The White House wallowed in a bit of good news last week when the Labor Department revealed that inflation in June had cooled to its lowest pace — 3% — in more than two years. Still, Fed officials have signaled that another rate hike is coming because they don’t want to overreact to a single month’s improvement.
President Joe Biden took the news as a validation of his economic policies, which is like the arsonist offering a bow after the massive blaze he started has been 50% contained. Despite recent progress, inflation remains higher than the Fed target rate of 2% and more than double what it was when Biden entered the White House. Administration officials would prefer not to talk about how the rate ever climbed beyond 9% in the first place, the highest in four decades.
“Prices are going up at a slower rate overall, the good news is that things are not getting worse for American consumers,” Leo Feler, chief economist at the research firm Numerator, told The Wall Street Journal. “But that doesn’t mean they’re necessarily getting all that better.”

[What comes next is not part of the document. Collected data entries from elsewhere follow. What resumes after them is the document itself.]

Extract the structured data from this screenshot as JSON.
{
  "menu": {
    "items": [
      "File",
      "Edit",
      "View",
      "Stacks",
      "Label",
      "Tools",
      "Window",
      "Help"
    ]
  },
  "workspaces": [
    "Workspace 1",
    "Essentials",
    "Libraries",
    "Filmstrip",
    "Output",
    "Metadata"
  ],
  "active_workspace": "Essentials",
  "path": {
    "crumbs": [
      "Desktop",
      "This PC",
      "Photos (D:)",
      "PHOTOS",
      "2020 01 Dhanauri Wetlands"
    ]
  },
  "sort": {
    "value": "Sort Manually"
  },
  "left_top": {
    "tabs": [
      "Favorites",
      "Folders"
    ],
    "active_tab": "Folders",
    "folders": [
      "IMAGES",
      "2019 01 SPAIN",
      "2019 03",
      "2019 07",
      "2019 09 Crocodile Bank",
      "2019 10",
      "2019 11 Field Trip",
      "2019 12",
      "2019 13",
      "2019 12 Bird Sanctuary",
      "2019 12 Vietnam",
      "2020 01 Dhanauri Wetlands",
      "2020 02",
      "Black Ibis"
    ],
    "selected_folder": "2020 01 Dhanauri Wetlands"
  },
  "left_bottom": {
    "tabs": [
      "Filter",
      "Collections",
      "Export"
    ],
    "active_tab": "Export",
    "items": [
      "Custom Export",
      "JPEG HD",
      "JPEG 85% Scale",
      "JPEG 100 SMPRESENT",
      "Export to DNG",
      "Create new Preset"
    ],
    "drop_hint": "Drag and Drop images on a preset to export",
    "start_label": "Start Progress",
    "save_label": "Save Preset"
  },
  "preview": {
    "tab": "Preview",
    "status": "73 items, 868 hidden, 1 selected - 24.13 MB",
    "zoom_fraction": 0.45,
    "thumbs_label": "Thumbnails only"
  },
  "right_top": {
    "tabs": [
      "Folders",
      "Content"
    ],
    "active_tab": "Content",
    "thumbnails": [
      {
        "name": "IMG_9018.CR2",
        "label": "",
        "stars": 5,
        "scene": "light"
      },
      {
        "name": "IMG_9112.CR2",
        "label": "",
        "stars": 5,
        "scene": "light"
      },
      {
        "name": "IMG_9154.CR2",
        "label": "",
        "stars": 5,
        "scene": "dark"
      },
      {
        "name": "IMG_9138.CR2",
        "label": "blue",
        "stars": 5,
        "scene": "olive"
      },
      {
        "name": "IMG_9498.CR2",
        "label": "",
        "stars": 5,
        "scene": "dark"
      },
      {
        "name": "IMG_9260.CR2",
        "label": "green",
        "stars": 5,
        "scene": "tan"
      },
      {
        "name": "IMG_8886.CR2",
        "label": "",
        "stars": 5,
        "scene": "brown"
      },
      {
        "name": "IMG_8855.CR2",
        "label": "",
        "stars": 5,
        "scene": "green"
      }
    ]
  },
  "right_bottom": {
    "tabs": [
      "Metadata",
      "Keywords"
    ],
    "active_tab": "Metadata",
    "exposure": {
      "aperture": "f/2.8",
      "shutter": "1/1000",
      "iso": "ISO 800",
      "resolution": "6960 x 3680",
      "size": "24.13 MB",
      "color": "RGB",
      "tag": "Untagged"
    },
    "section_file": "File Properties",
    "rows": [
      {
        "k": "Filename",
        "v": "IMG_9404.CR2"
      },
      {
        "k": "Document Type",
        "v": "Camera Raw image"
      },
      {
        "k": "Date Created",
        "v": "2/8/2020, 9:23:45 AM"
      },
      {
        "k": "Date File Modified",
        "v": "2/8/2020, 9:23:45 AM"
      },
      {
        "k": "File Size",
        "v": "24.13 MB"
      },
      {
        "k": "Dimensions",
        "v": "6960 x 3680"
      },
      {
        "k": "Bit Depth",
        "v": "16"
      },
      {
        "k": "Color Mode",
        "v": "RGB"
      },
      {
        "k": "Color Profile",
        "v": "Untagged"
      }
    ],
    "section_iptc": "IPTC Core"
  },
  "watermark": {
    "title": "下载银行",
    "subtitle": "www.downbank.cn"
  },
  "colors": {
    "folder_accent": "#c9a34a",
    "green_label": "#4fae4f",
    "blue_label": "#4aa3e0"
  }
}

It’s also worth noting that wage hikes in June finally outpaced inflation for the first time in two years. Prior to that, rising prices had been gobbling up employee raises — and then some. While improved under Biden, the Journal reported, “inflation adjusted wage growth remains below the trend in the five years before the pandemic.”
The economy promises to be a signature issue in the upcoming campaign, which is why Biden has been desperately trying to spin “Bidenomics” as a wonderful success. In fact, it’s boilerplate progressive economic theory on steroids. Massive spending, a hyperactive regulatory state, bureaucratic central planning, a distrust of free markets and aggressive wealth transfers have been part of the Democratic approach to the economy dating back nearly a century.
Veronique de Rugy of George Mason’s Mercatus Center writes, “A Hoover Institution study of Bidenomics looked at the impact of taxes, regulations and spending. The authors found that ‘in the long run, Biden’s full agenda would reduce full-time equivalent employment per person by 3 percent, the capital stock per person by about 15 percent, real GDP per capita by more than 8 percent and real consumption per household by 7 percent.’ ”
Indeed, under the trajectory the Biden administration has set, the debt will continue to skyrocket as annual budget deficits reach $3 trillion early in the next decade. Even tax hikes won’t stop the tsunami of red ink, as the government swallows more and more private-sector production under the guise of equity. That’s Bidenomics.